Sacl of security descriptor of key "HKEY_CLASSES_ROOT" of registry

(imported topic written by Nem0)

Hello, need some help on this one. Am trying to recover the SACL from HKCR but it just wont work. Breaking it down to the most basic components, I try each one and it does not like the exists sacl on hkcr. Can anyone help? When I try any other key, it works.

q: exists key “HKEY_CLASSES_ROOT” of registry

A: True

T: 0.032 ms

q: sacl of security descriptor of key “HKEY_CLASSES_ROOT” of registry

E: Singular expression refers to nonexistent object.

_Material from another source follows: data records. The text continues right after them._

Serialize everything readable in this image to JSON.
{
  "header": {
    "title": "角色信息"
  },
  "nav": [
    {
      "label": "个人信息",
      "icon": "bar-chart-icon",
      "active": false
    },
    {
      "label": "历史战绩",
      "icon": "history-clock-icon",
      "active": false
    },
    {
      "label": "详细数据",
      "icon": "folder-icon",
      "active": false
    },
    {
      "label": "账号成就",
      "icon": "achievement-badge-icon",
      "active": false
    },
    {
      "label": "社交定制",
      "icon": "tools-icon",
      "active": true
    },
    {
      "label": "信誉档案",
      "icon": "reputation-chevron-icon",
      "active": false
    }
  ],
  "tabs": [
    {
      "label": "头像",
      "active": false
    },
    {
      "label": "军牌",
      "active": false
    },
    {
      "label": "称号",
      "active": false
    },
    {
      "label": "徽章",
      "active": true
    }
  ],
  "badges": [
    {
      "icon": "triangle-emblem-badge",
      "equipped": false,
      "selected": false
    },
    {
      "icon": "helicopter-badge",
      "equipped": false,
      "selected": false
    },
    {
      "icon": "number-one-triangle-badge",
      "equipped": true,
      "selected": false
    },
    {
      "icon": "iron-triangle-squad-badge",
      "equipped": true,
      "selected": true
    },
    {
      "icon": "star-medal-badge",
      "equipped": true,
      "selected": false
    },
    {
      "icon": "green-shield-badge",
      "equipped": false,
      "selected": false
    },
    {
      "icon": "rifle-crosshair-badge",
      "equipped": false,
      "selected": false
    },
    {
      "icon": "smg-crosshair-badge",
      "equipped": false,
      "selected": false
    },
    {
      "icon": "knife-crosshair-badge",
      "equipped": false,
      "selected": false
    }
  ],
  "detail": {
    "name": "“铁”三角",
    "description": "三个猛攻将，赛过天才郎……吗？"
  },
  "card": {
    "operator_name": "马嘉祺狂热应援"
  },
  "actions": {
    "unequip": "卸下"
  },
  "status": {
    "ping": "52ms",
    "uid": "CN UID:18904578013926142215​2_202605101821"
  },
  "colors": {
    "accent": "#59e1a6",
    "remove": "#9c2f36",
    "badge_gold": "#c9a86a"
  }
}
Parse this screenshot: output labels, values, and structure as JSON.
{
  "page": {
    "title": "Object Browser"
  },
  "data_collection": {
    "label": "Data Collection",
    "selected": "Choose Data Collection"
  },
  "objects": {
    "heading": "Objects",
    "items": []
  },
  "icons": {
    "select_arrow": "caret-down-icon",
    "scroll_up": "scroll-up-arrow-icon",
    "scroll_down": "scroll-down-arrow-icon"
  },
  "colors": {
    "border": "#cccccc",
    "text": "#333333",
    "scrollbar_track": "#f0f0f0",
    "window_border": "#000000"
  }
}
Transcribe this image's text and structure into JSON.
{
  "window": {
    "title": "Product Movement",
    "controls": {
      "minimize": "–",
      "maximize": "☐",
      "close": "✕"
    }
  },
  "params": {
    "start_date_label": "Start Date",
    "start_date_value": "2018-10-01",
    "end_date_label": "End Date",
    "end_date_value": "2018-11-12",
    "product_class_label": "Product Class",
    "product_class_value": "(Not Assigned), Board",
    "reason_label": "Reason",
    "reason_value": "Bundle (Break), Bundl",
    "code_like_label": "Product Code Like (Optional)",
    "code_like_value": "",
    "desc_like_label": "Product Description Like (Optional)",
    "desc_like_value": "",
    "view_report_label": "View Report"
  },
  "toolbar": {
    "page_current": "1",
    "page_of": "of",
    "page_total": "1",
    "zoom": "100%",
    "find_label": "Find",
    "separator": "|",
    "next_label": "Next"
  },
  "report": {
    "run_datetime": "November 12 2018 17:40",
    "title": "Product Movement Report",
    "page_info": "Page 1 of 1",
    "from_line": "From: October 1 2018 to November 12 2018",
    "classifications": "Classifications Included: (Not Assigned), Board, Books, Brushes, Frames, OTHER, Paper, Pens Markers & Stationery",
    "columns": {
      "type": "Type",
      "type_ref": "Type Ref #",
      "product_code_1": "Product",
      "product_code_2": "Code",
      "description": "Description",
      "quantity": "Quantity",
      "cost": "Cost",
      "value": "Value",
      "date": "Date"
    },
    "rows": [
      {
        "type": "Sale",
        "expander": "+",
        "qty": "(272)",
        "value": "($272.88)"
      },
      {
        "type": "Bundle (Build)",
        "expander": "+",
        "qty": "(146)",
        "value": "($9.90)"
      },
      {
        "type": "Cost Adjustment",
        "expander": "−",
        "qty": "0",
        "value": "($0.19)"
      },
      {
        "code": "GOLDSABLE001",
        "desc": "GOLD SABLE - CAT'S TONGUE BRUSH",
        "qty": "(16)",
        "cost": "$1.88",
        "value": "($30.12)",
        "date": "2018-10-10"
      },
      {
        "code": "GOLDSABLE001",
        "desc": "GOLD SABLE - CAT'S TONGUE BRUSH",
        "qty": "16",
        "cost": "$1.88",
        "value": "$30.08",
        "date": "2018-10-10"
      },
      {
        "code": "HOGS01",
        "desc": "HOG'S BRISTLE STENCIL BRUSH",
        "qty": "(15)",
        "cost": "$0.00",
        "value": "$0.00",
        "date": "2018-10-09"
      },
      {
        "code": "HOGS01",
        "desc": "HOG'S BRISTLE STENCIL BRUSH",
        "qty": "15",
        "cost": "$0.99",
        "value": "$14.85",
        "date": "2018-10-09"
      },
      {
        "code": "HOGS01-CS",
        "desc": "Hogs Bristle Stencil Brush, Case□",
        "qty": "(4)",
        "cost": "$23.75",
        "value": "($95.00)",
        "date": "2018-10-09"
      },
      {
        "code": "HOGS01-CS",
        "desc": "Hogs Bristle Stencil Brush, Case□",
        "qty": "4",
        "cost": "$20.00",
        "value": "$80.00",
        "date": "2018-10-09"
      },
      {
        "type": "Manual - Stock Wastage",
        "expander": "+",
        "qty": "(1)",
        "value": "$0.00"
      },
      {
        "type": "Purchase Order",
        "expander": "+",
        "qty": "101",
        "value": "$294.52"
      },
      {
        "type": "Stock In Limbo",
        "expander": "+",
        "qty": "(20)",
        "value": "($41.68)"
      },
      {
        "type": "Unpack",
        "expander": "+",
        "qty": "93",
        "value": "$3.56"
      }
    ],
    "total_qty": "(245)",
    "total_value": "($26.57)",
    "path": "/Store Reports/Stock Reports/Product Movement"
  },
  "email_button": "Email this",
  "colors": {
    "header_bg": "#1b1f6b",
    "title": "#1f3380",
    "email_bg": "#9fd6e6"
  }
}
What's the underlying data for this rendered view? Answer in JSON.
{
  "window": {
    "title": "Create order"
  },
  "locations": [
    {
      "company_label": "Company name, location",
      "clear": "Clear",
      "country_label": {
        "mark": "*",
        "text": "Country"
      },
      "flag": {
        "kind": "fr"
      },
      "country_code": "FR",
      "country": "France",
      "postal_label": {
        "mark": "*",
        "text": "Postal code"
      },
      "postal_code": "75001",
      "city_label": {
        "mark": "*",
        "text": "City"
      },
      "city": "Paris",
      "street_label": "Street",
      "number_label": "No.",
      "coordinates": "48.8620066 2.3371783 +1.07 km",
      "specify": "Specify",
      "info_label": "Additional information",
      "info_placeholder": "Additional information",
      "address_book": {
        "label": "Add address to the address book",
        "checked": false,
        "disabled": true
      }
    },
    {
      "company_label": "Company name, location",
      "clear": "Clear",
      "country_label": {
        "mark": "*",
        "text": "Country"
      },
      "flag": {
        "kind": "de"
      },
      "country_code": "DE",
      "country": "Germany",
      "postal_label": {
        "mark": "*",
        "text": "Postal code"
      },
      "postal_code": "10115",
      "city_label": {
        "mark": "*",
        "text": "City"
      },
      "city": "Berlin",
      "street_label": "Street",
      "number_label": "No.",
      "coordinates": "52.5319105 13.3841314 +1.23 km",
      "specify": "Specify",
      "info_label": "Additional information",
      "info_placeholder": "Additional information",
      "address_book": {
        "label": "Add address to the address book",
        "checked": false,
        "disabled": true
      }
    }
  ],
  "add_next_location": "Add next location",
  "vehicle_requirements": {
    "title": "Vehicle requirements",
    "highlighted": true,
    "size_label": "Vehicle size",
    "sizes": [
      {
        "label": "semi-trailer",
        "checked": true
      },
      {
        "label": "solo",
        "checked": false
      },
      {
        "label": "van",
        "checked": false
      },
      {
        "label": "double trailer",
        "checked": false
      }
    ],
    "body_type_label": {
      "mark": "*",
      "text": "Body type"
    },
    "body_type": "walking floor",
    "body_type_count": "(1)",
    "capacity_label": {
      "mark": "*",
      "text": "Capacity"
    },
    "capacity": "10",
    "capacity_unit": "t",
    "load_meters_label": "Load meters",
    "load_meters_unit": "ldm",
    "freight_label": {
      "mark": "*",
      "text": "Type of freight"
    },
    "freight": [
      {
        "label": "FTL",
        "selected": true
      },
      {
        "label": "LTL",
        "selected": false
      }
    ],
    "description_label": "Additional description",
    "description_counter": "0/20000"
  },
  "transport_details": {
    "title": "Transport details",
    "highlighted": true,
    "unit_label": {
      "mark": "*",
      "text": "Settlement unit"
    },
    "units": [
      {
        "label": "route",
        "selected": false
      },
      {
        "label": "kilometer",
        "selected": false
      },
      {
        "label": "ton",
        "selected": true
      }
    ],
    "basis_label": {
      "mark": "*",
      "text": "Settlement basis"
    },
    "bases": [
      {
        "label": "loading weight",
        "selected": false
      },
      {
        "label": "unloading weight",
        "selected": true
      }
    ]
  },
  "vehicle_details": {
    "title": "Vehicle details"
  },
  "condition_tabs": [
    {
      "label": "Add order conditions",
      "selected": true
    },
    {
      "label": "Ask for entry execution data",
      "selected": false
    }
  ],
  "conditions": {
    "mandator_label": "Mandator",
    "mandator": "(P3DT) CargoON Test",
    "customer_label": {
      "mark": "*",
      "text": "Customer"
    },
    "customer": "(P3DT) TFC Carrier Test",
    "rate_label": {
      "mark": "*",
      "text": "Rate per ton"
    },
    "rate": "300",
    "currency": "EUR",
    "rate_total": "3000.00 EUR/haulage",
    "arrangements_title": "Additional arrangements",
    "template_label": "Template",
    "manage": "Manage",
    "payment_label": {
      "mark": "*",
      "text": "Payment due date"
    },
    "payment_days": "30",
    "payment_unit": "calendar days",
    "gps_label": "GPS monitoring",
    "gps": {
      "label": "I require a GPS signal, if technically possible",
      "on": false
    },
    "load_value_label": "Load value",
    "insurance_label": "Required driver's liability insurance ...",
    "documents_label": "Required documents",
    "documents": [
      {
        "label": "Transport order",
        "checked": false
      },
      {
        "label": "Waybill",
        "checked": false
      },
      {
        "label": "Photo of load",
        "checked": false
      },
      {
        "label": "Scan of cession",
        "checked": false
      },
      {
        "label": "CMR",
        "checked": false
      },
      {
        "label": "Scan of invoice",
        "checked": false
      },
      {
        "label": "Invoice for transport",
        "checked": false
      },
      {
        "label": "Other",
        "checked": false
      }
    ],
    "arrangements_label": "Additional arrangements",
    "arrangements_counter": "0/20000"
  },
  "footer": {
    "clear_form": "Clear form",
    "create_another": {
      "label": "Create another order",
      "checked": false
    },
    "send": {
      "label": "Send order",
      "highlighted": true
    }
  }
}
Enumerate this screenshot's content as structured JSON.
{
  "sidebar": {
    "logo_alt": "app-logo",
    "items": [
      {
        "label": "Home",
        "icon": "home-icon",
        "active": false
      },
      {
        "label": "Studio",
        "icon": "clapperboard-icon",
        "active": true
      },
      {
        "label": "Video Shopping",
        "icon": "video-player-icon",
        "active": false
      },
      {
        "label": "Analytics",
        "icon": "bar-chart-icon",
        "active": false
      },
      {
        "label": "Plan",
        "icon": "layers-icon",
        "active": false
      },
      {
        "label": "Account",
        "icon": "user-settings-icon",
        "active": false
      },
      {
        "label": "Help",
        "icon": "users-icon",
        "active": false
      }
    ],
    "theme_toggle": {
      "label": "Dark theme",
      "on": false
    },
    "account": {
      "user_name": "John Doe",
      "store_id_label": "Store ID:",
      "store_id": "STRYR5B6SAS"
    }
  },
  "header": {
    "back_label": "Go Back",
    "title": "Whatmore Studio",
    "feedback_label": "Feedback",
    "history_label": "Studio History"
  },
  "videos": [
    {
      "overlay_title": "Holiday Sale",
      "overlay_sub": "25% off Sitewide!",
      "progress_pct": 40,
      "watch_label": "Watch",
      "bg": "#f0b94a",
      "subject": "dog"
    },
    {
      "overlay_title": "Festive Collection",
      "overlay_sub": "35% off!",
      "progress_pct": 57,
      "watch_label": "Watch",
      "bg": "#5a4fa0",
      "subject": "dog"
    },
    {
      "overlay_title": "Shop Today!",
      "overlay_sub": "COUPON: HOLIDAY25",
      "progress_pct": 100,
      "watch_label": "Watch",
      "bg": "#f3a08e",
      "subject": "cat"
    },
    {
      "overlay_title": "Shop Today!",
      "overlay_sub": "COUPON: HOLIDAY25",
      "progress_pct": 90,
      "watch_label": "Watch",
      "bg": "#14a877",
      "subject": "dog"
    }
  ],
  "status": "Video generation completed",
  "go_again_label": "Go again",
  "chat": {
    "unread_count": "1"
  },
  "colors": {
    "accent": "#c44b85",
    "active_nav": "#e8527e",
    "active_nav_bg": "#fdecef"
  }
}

Q: if (exists sacl of security descriptor of key “HKEY_CLASSES_ROOT” of registry) then FALSE ELSE TRUE

E: Singular expression refers to nonexistent object.

Q: if (exists sacl of security descriptor of key “HKEY_LOCAL_MACHINE” of registry) then FALSE ELSE TRUE

A: True

T: 0.686 ms

(imported comment written by SystemAdmin)

A couple of things:

You didn’t check that your original query actually worked. The same error was occuring with the relevance for the HKLM key, but the ‘exists’ function masked the error.

Also, common thing I’ve noticed is that people believe they need to wrap an “IF (test) THEN TRUE ELSE FALSE” statement around a boolean result. Just let the query return true or false (negating the result, if desired). Only add the IF test if you’d like to return something other than a True/False result.

I decided to try a simple query, which works (eventually):

Q: number of keys of keys “HKCR” of registry

A: 5692

T: 415448.072 ms

I was also able to return details for a single subkey:

Q: security descriptor of keys of key “HKCR.386” of registry

A: O:BAG:SYD:AI(A;ID;KR;;;BU)(A;CIIOID;GR;;;BU)(A;ID;CCDCLCSWRPSDRC;;;PU)(A;CIIOID;SDGWGR;;;PU)(A;ID;KA;;;BA)(A;CIIOID;GA;;;BA)(A;ID;KA;;;SY)(A;CIIOID;GA;;;SY)(A;CIIOID;GA;;;CO)

I expect the relevance engine must have internal controls to manage certain results (or lack, thereof). If the function to query a set of keys (such as mine, counting the sub keys of a key) can continually return incremental results, perhaps that is treated as valid. But alternately, if a function is ‘busy’ but hasn’t returned data or flagged that it’s working, then that may cause an upstream function to trigger an error result. Something like this seems to be what’s occurring with your query - timing out because the root query is taking too long to respond with a result/partial result.